Este miércoles 22 de abril, el mundo conmemora el Día de la Tierra, una fecha que en 2026 nos encuentra en una encrucijada climática sin precedentes. Mientras gran parte del territorio mexicano enfrenta temperaturas récord y niveles críticos en sus sistemas de almacenamiento de agua, surge una pregunta obligada: ¿están nuestras ciudades preparadas para sobrevivir al cambio climático? La respuesta podría estar en un concepto que está revolucionando el urbanismo mundial: las “Ciudades Esponja”.
A diferencia del modelo tradicional de urbanización, que utiliza concreto para repeler el agua de lluvia hacia drenajes obsoletos, las ciudades esponja buscan imitar el ciclo natural del agua. En este Día de la Tierra, expertos en sostenibilidad y gestión de riesgos señalan que México tiene la oportunidad histórica de transformar su infraestructura gris en ecosistemas resilientes.
¿Qué es una Ciudad Esponja y por qué México la necesita?
El concepto, impulsado originalmente en Asia y adoptado por urbes como Berlín y Copenhague, propone que las ciudades absorban, limpien y reutilicen el agua de lluvia a través de superficies permeables, jardines de infiltración y techos verdes. En México, donde la Ciudad de México sufre simultáneamente por inundaciones catastróficas y una escasez de agua alarmante, esta tecnología dejaría de ser un lujo para convertirse en una necesidad de seguridad nacional.

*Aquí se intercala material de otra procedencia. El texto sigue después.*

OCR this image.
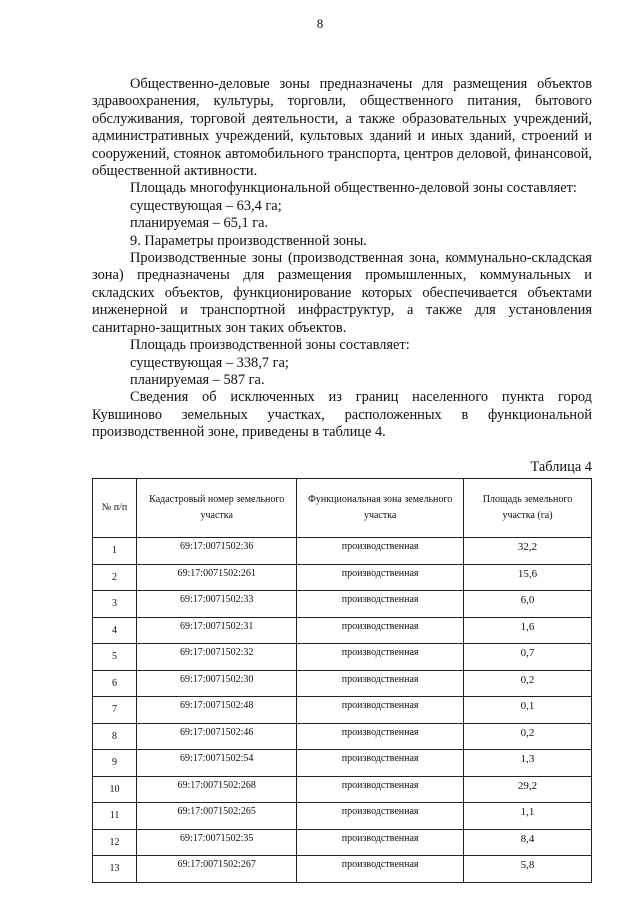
8

Общественно-деловые зоны предназначены для размещения объектов здравоохранения, культуры, торговли, общественного питания, бытового обслуживания, торговой деятельности, а также образовательных учреждений, административных учреждений, культовых зданий и иных зданий, строений и сооружений, стоянок автомобильного транспорта, центров деловой, финансовой, общественной активности.

Площадь многофункциональной общественно-деловой зоны составляет:

существующая – 63,4 га;

планируемая – 65,1 га.

9. Параметры производственной зоны.

Производственные зоны (производственная зона, коммунально-складская зона) предназначены для размещения промышленных, коммунальных и складских объектов, функционирование которых обеспечивается объектами инженерной и транспортной инфраструктур, а также для установления санитарно-защитных зон таких объектов.

Площадь производственной зоны составляет:

существующая – 338,7 га;

планируемая – 587 га.

Сведения об исключенных из границ населенного пункта город Кувшиново земельных участках, расположенных в функциональной производственной зоне, приведены в таблице 4.

Таблица 4
№ п/п	Кадастровый номер земельного участка	Функциональная зона земельного участка	Площадь земельного участка (га)
1	69:17:0071502:36	производственная	32,2
2	69:17:0071502:261	производственная	15,6
3	69:17:0071502:33	производственная	6,0
4	69:17:0071502:31	производственная	1,6
5	69:17:0071502:32	производственная	0,7
6	69:17:0071502:30	производственная	0,2
7	69:17:0071502:48	производственная	0,1
8	69:17:0071502:46	производственная	0,2
9	69:17:0071502:54	производственная	1,3
10	69:17:0071502:268	производственная	29,2
11	69:17:0071502:265	производственная	1,1
12	69:17:0071502:35	производственная	8,4
13	69:17:0071502:267	производственная	5,8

De acuerdo con datos de organizaciones ambientales, el 70% del agua de lluvia que cae en la capital mexicana se pierde en el drenaje profundo, mezclándose con aguas negras. Implementar infraestructura “esponja” permitiría recargar los acuíferos sobreexplotados y reducir el efecto de “isla de calor” que eleva las temperaturas en las zonas más densamente pobladas.

Acciones locales en el Día de la Tierra
Este 22 de abril, diversos colectivos ciudadanos y autoridades ambientales han lanzado programas piloto para la creación de humedales artificiales y pavimentos porosos en colonias con alto riesgo de inundación. Estos proyectos no solo buscan gestionar el agua, sino también restaurar la biodiversidad local, permitiendo que especies nativas de polinizadores regresen a las zonas urbanas.
Sin embargo, el reto no es menor. Transformar una metrópoli de más de 20 millones de habitantes requiere una inversión masiva y una voluntad política que trascienda los periodos de gobierno.
Algunas de las acciones vienen directamente desde la Facultad de Química de la UNAM: Investigadores como Víctor Manuel Luna Pabello han desarrollado tecnología propia para el tratamiento de aguas residuales mediante humedales. Los primeros sistemas piloto se instalaron en lugares como el Invernadero Faustino Miranda y la planta del Cerro de la Estrella.

Mientras que en la UAM Cuajimalpa, En 2019, instalaron sistemas piloto en el pueblo de San Mateo Tlaltenango (Cuajimalpa) para demostrar que se podían tratar aguas residuales en zonas periurbanas de manera sustentable, involucrando a la comunidad y a escuelas como el Colegio Bilbao.
El papel de la tecnología y la conciencia ciudadana
En este Día de la Tierra, la tecnología también juega un papel crucial. Desde aplicaciones que monitorean la huella hídrica doméstica hasta sistemas de inteligencia artificial que optimizan el riego en parques públicos, la digitalización de la ecología está permitiendo que el ciudadano común tome un rol activo.
La conmemoración de este año es un recordatorio de que la Tierra no necesita que la “salvemos”, sino que aprendamos a convivir con sus ciclos. Las ciudades esponja representan ese cambio de paradigma: dejar de luchar contra la naturaleza y empezar a diseñar con ella. En un país donde el agua se ha convertido en el recurso más valioso y escaso, la resiliencia urbana es la única ruta hacia un futuro sostenible.